Saturday, 31 July 2010

Individual production and consumption. Progress?

Think I made this point before but in the 21st Century after several hundred years of explosive scientific and technological "progress" we still live in a world where people are concerned about where their food comes from.

The reason for this statement is the realisation that my mother and my sister are very concerned about where the money to support myself will come from. I don't have this fear because I know that the real problem is human population and it is true that a large percentage of the human population will have to die when oil runs out. But while oil is cheap then food is cheap and there is a plentiful supply. My worry then is not whether I have the money to buy food, but rather whether the human race can manufacture enough food in the future.

I guess this cuts deep into the issue of employment which I am not interested in. For my mother and my sister it is enough to get a job to get food. Yet I see my mother weeding the garden and throwing away plants that I have learned are excellent to eat - nettles, fat hen, jack-by-the-road to name my favouries. Food doesn't actually come from employment. The problem is that oil has lead to machines and plentiful food and so high population. This I now suspect is the real reason for human population growth - nothing to do with the medical advances. The sun is impossible to own so the energy and food from it is free. Oil however is every capitalists dream because it is easy to own and the population whose energy comes from oil has thus been bought by the capitalists who own oil. We thus have to "work" for the capitalists to get at that energy.

This it seems to me is the underpinning of the current world order. Once it was land rents on farm land. The sun (and energy) couldn't be owned but the land required to grow plants could so the capitalists/land-owners managed to get the others to work for them. Now it is much easier: the cost of land is higher and the value of human labour is lower since people have to compete with mass produced agriculture, we have therefore to work even harder to get at our energy.

This picture is far away from the naive 1950s image of progress leading to more free time and leisure. At the bottom line despite the enormous progress it seems oddly that things have not changed at all. People still worry about where their next meal will come from. This point has been analysed at length (in terms of social structure) but remaking to point from the other side that it is social structure only that maintains a system where we need to work for our food.

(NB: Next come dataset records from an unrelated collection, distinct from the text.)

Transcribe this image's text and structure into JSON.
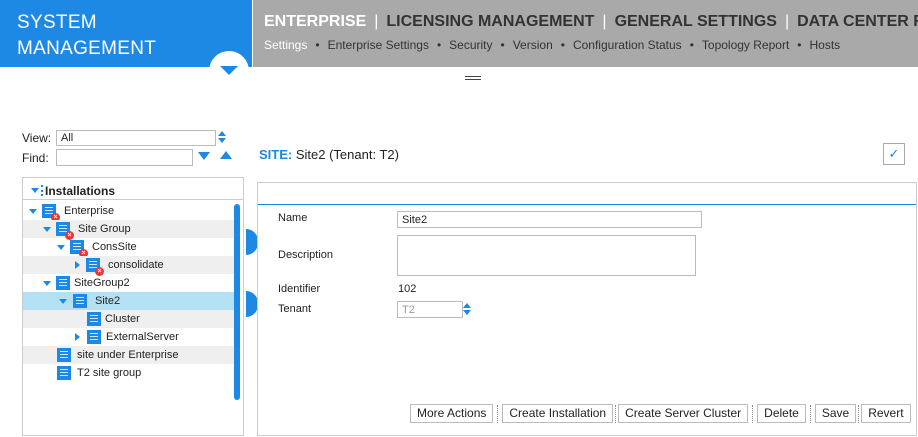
{
  "brand": {
    "line1": "SYSTEM",
    "line2": "MANAGEMENT"
  },
  "top_menu": [
    "ENTERPRISE",
    "LICENSING MANAGEMENT",
    "GENERAL SETTINGS",
    "DATA CENTER RE"
  ],
  "sub_menu": [
    "Settings",
    "Enterprise Settings",
    "Security",
    "Version",
    "Configuration Status",
    "Topology Report",
    "Hosts"
  ],
  "filter": {
    "view_label": "View:",
    "view_value": "All",
    "find_label": "Find:",
    "find_value": ""
  },
  "tree": {
    "header": "Installations",
    "items": [
      {
        "label": "Enterprise"
      },
      {
        "label": "Site Group"
      },
      {
        "label": "ConsSite"
      },
      {
        "label": "consolidate"
      },
      {
        "label": "SiteGroup2"
      },
      {
        "label": "Site2"
      },
      {
        "label": "Cluster"
      },
      {
        "label": "ExternalServer"
      },
      {
        "label": "site under Enterprise"
      },
      {
        "label": "T2 site group"
      }
    ]
  },
  "detail": {
    "kind": "SITE:",
    "title": "Site2 (Tenant: T2)",
    "check": "✓",
    "name_label": "Name",
    "name_value": "Site2",
    "description_label": "Description",
    "description_value": "",
    "identifier_label": "Identifier",
    "identifier_value": "102",
    "tenant_label": "Tenant",
    "tenant_value": "T2"
  },
  "buttons": [
    "More Actions",
    "Create Installation",
    "Create Server Cluster",
    "Delete",
    "Save",
    "Revert"
  ],
  "colors": {
    "accent": "#1e88e5",
    "header_gray": "#a9a9a9",
    "selected_row": "#b3e0f2",
    "error": "#e53935"
  }
}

The more I look at things the more I see either one of two possibilities. The human race has been pregnant with a massive paradigm shift in the concept of life and living for many centuries but is either lacking imagination in making to move OR the ruling elites are afraid to offer up their comforts and embrace the change.

Basically as has been said for decades, and been obvious for millenia there is enough food to go around and feed the world multiply. That the energy to make this food is currently plentiful and cheap. That the number of jobs available is falling every year (from efficiency and mechanisation) yet we insist on a system where distribution of productivity is to those who work... i.e. those eligible for payouts from the system are fewer in number each year and the payouts are greater each year! Where private ownership is preferred to public owenership with the obvious benefits. As an example I use public toilets just as Rome had. Consider the efficiency in everyone using a local toilet rather than having to manage a single one each. That the human race is trapped within a paradigm of individual productivity and consumption.